The New Zealand media has been very busy recently with stories of scary situations and accidents on our roads, caused by visiting drivers. Exponential growth in visitor numbers has filled New Zealand roads with inexperienced, nervous and distracted drivers, and the number of incidents and crashes have increased in kind. I’ve been taking most of the news stories and opinions with a grain of salt until recently. I was driving a family around New Zealand, and our day trip to Milford Sound coincided with Chinese New Year. Some of the driving I saw was genuinely scary. I counted at least half a dozen cases of very dangerous passing manoeuvres, tailgating and cutting (blind) corners. In most cases, these didn’t look like the moves of confident and aggressive drivers (which would still be inexcusable). Instead, these drivers were twitchy, inconsistent and unpredictable.
I’m not trying to talk people out of renting cars to drive themselves around New Zealand. This is still the most popular choice for independent travellers, and I hope it stays this way. I’m offering an alternative. For those with the budget, there are many reasons why you will have a much safer and more enjoyable time in New Zealand by hiring a local, professional driver/guide.
#1. In New Zealand, cars drive on the left.
That isn’t to say that many incidents aren’t caused by native left-side drivers. News stories indicate that a large number of Australian, Indian, and British drivers get into wrecks as well. The majority of crashes, both fatal and non-fatal seem to involved people who aren’t used to keeping left. Often a driver will panic, and their instinct is to swerve right. A local driver’s instinct is to swerve left, which means oncoming traffic will be pointing at the same space in the road.
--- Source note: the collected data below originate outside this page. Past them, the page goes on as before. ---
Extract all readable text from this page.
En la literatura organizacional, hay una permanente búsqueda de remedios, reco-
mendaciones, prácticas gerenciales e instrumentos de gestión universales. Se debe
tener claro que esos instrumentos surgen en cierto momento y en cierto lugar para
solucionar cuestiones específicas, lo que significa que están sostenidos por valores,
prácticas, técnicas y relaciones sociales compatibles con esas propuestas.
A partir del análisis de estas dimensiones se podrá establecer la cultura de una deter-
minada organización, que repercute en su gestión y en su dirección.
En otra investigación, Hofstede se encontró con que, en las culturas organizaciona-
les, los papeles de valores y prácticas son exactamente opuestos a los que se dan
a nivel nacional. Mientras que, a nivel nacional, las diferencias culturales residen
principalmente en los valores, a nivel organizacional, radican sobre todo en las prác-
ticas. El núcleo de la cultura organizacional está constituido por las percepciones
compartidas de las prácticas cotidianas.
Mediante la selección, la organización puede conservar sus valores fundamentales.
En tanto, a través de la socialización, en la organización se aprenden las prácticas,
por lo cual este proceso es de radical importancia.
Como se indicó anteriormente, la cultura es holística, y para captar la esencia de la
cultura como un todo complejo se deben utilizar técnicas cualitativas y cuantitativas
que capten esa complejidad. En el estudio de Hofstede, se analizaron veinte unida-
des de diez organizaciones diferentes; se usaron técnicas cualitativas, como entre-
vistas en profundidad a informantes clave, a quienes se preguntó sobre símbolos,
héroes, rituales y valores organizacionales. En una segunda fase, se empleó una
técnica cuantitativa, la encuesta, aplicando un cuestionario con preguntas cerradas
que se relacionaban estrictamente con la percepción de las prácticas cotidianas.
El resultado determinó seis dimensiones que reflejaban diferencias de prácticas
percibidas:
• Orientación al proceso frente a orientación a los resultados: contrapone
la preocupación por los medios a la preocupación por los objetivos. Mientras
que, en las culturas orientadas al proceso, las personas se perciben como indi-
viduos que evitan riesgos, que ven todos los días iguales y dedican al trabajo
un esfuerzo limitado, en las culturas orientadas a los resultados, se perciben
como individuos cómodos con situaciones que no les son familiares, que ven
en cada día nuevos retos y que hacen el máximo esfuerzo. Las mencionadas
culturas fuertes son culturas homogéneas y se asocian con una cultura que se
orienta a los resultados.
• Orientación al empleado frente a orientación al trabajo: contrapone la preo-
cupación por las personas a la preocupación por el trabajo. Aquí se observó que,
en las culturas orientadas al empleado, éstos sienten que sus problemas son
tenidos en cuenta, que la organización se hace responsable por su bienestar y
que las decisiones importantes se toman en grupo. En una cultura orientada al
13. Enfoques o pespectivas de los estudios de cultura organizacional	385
#2. Professional guides understand the conditions.
Our roads can be narrow, hilly and extremely winding. At home you may be used to a journey of 100km taking one hour. In New Zealand, due to the terrain, weather and road conditions, this could easily become a two hour journey. In remote areas, we have many one lane bridges, and sometimes even share those bridges with train tracks. It can be quite intimidating for a driver who isn’t used to these things. Especially if you’ve just arrived in New Zealand from a long journey, tired and jet-lagged.
#3. We know the best route – GPS may not.
When you rent a car, you can choose to get a GPS provided as part of the hire. I’ve had so many people tell me that the GPS kept taking them off the main road in favour of a smaller, more difficult road that added nothing to their New Zealand experience. (If you are driving yourself, my experience has been that google maps works at least as well as a standalone GPS – you will still have to pay attention to signs and our surroundings. It’s not perfect and can still get you lost.) A local professional has most likely travelled these roads before, and knows the best route, where the best photos and rest stops are, and how long to allow for each leg of your trip. There are many hidden treasures on New Zealand roads, and the best guides will know which ones are worth an extra 10-30 minutes of your day.
#4. Why not enjoy the view?
No matter how many people in your party, at least one of you will be too busy driving to fully enjoy the view. The front seat passenger often also works as navigator, so you could both be missing out on breathtaking scenery. I’ve seen drivers weaving all over the road while trying to take a photo from behind the wheel. If you hire a driver, you can let them do the boring stuff, while you safely enjoy the view.
#5. Professional New Zealand Drivers are highly regulated.
To be a professional driver in New Zealand, you must meet many legal requirements. (If you do decide to hire your own driver/guide, it’s important to check their credentials before parting with any money.) In addition to holding a New Zealand Driver Licence, professionals must pass an additional theory test, clear police background checks (and have a fit and proper character). Make sure your driver is operating a licensed commercial vehicle, possesses a “Passenger Endorsement” in addition to their Driver Licence. Whether independent or working for a larger company, drivers should be operating under a “Passenger Service Licence”. For smaller groups, drivers need a “Class 1” driver licence, larger vehicles (typically 12-25 seats, but the licence is more dependent on the weight of the tour vehicle) require a “class 2” driver licence, while a full sized tour coach driver (usually 40-50 seats) requires a “class 4” licence. All professional passenger drivers are required to maintain a log book and must take short breaks after so many hours on duty, and must take a 24 hour break after so many days on duty.
The point is, you should reasonably expect a licensed New Zealand tour operator to be driving at a higher standard than other road users.
#6. We are usually pretty nice people!
Tourism professionals in New Zealand typically love their job, and the country they work in. You are gaining a local expert, a travel companion, and in a lot of cases – a friend for life. We all have our favourite spots to visit each trip, we know people in different areas and we are generally experienced. Once again, checking your guide’s credentials prior to booking should help weed out the cowboys.
Don’t be afraid to shop around for the right guide for you. Look for enthusiasm and energy, a proven track record, and all the legal requirements mentioned above. Make sure they carry commercial insurance, but also make sure you have your own comprehensive travel insurance.